Antigen-specific IgG4 serves as a natural counterbalance to IgE-mediated inflammation in type 2 immune responses. IgG4 competes with IgE for allergen binding sites, preventing the cross-linking of IgE on FcεRI expressed by MCs and basophils. This inhibitory effect is facilitated by IgG4's unique ability for fragment antigen-binding (Fab)-arm exchange, which confers bispecificity and monovalence [79-81]. IgG4 also exhibits low affinity for complement component C1q and Fcγ receptors, reducing its pro-inflammatory potential [82]. These properties are particularly important in allergen-specific immunotherapy (AIT), where IgG4 levels increase in response to allergen exposure, mediated by regulatory T and B cells. AIT induces immune tolerance by reducing type 2 cytokines and promoting the production of protective antibodies, particularly IgG4 [83, 84].

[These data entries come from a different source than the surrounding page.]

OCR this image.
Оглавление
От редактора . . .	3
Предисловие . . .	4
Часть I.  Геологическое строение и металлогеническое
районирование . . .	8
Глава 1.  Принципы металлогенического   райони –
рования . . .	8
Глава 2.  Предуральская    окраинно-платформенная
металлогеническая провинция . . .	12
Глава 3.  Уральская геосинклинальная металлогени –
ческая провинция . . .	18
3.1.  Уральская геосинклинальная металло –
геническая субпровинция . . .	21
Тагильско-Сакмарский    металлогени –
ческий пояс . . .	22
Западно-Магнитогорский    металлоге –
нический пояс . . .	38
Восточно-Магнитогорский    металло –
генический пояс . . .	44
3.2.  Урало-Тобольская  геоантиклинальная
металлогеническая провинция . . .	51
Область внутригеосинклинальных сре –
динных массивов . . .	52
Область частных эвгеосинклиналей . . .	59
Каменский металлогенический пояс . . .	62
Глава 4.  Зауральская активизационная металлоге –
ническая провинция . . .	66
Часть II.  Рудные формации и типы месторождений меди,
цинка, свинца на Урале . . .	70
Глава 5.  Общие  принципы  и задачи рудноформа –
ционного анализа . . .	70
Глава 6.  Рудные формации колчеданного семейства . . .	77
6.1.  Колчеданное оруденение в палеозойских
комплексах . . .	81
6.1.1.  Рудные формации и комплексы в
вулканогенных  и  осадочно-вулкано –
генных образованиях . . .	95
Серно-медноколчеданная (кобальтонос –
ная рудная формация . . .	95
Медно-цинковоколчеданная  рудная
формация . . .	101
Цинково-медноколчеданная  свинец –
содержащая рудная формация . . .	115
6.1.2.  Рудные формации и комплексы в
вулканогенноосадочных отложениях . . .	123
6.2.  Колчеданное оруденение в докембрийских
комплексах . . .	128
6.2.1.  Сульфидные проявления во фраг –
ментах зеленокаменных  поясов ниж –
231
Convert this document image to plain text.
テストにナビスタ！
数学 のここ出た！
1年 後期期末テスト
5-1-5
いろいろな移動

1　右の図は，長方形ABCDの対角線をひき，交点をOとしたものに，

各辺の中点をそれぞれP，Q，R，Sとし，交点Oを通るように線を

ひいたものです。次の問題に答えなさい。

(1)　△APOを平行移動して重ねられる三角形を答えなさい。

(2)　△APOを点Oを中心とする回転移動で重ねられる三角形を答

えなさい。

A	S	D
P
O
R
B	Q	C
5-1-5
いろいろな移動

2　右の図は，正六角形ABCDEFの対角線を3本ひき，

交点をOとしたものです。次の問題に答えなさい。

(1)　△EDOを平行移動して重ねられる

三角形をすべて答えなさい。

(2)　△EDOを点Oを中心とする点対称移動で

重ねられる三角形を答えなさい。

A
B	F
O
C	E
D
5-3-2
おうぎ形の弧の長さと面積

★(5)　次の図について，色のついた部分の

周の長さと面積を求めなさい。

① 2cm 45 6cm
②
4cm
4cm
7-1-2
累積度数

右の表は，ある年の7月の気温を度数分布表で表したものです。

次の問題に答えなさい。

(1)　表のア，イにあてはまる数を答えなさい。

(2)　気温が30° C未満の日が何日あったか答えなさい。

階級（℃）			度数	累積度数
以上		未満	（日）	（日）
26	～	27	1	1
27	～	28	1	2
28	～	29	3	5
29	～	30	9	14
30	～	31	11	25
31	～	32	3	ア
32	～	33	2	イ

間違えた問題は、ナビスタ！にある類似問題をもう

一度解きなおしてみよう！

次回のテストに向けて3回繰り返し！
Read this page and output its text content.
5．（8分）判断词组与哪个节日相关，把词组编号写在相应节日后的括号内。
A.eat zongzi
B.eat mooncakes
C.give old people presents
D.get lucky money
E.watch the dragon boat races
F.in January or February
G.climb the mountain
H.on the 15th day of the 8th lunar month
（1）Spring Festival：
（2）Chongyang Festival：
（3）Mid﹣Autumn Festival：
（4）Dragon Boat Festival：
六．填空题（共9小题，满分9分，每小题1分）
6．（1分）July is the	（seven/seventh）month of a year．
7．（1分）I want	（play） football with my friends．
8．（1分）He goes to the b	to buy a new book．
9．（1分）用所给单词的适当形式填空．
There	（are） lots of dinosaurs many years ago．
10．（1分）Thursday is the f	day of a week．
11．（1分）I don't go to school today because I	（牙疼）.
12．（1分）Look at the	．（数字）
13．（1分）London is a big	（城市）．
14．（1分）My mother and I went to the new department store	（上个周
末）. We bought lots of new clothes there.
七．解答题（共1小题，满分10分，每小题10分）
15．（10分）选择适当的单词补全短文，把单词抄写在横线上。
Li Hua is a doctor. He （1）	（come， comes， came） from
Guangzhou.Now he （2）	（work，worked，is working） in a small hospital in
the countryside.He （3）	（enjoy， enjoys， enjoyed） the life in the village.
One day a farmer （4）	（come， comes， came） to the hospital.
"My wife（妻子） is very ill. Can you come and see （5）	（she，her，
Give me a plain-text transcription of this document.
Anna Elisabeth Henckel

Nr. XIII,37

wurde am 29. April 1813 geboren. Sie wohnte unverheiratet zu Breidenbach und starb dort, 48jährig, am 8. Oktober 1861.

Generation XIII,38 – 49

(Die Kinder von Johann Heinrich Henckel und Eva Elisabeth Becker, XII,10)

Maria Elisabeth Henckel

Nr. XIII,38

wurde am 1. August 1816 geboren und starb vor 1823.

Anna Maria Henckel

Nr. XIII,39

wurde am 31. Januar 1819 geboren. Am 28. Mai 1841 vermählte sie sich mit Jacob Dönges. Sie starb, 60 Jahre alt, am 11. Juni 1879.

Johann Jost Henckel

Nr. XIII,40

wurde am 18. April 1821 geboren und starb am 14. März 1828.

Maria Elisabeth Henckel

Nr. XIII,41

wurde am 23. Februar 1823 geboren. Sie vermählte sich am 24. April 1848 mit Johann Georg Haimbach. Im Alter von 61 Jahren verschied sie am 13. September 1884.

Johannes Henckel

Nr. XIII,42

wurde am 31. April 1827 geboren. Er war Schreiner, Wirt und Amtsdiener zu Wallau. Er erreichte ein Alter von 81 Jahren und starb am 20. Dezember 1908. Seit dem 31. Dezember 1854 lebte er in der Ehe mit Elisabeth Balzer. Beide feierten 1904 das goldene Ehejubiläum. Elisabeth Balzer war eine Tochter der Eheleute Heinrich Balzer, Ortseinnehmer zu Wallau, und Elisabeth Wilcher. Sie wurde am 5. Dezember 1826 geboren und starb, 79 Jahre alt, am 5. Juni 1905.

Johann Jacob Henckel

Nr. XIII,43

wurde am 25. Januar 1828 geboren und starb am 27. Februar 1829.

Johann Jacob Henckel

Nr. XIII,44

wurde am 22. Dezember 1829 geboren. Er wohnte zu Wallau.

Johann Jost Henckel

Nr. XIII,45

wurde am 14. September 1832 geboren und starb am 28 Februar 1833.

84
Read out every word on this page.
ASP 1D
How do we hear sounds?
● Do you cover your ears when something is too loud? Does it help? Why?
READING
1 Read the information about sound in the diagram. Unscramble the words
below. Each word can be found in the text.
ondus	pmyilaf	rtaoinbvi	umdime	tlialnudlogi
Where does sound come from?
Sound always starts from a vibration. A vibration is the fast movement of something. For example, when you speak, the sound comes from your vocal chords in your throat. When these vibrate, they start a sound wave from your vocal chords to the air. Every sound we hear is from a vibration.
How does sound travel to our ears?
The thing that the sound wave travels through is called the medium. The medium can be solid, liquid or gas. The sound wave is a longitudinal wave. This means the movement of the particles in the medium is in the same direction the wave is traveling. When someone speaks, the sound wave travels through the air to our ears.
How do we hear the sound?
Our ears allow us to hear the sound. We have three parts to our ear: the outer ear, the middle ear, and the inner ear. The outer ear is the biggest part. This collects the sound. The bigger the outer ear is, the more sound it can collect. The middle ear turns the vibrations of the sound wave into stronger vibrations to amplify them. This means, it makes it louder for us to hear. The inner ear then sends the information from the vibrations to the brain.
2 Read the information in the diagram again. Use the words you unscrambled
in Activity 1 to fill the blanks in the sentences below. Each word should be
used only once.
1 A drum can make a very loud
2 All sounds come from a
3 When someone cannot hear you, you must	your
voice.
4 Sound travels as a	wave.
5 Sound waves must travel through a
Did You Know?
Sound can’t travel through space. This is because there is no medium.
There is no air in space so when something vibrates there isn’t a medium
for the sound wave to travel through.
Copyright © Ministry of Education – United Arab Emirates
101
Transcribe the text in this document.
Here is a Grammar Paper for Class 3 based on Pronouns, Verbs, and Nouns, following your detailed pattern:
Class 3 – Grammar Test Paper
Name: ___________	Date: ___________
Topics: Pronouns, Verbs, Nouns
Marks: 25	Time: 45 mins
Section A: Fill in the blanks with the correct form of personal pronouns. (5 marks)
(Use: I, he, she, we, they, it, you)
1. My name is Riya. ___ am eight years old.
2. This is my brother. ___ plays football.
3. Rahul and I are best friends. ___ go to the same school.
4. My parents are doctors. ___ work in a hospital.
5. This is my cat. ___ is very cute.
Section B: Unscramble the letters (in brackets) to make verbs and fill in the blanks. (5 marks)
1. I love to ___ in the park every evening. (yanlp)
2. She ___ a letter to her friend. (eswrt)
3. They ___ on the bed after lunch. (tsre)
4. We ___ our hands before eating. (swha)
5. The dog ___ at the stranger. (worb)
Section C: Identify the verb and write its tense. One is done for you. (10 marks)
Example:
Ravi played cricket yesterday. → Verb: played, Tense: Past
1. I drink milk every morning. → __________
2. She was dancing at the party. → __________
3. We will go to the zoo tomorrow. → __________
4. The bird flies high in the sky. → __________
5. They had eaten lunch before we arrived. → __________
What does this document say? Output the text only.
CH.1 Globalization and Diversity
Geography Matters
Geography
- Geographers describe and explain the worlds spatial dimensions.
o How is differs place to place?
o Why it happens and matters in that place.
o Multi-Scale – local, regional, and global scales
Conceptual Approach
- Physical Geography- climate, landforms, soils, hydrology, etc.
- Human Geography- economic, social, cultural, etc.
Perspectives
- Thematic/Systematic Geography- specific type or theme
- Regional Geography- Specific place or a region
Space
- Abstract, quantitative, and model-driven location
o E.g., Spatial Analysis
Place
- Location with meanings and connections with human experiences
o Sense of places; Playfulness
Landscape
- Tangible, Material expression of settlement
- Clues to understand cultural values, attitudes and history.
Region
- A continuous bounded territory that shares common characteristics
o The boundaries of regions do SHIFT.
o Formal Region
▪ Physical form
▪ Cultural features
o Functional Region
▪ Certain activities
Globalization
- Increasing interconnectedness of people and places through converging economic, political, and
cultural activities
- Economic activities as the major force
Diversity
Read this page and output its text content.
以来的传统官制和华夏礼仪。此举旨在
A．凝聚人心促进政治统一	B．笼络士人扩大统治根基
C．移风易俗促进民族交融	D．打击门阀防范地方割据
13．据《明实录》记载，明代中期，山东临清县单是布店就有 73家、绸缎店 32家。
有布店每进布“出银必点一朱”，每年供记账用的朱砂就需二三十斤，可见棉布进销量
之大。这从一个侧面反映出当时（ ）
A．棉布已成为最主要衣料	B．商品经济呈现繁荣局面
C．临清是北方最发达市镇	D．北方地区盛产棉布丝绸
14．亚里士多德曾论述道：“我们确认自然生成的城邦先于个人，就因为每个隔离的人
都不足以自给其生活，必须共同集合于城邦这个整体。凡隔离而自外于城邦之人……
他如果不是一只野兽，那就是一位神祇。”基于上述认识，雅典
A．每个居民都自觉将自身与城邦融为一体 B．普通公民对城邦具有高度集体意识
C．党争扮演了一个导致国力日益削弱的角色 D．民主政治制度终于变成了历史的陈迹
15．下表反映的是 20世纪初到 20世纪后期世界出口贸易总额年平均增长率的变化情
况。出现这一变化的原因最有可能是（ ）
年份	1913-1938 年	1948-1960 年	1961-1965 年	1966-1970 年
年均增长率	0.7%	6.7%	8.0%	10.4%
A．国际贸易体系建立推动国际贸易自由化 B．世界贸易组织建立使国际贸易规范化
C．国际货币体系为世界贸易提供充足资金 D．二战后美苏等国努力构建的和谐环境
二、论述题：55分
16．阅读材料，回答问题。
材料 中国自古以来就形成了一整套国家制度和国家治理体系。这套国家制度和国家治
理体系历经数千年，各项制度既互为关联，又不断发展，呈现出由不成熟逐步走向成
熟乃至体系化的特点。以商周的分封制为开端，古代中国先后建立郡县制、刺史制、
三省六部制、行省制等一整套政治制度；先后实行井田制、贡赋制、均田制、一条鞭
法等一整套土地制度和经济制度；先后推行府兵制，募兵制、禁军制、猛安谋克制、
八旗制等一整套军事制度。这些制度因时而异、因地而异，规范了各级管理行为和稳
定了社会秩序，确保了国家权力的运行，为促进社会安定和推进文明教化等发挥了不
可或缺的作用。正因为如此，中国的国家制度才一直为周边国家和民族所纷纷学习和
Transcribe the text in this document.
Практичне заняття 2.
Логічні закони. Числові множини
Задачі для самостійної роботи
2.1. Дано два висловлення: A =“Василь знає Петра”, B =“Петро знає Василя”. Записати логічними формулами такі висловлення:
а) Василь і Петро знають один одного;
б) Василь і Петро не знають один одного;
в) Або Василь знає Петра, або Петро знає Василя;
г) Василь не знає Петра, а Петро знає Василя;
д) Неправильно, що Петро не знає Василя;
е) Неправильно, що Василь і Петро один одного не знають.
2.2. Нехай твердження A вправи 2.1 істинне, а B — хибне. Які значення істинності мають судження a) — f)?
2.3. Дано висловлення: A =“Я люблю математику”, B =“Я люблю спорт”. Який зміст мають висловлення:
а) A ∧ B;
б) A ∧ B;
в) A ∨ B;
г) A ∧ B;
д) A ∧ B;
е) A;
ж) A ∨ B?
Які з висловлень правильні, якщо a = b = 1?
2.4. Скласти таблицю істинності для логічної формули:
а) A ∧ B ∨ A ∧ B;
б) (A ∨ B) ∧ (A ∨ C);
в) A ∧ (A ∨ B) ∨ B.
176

Interestingly, in natural tolerance models, such as helminth infections or occupational allergen exposure (e.g., beekeepers), elevated IgG4 levels correlate with reduced inflammatory responses and improved immune regulation [85, 86]. Regulatory B cells expressing IL-10 and IgG4 suppress inflammation and expand following allergen exposure, further mitigating IgE-driven immune responses [87, 88]. The anti-inflammatory properties of IgG4 make it a key therapeutic target in managing IgE-mediated diseases, complementing the efficacy of anti-IgE therapies like omalizumab. While IgG4 is widely acknowledged as the primary antibody exhibiting IgE-blocking activity, alternative isotypes, including IgD and IgG2 have also shown comparable functional properties, though their clinical significance remains less substantiated [84, 89, 90]. Together, these findings underscore the interplay between IgE and IgG4 in type 2 immunity and highlight their therapeutic implications in allergic and autoimmune diseases.
2.3 Role of Innate Immunity in Type 2 Inflammation
2.3.1 Dendritic Cells and Macrophages
Type 2 immunity has traditionally been understood as an adaptive immune response, with differentiated cells taking center stage. Th cells drive eosinophil recruitment and immunoglobulin production by the production of type 2 cytokines, resulting in the development of conditions, such as asthma, AR, AD, and anaphylaxis [3]. However, recent findings reveal that ILC2s can secrete large amounts of type 2 cytokines before the initiation of the adaptive response [91], indicating the crucial role of innate immunity in type 2 inflammation.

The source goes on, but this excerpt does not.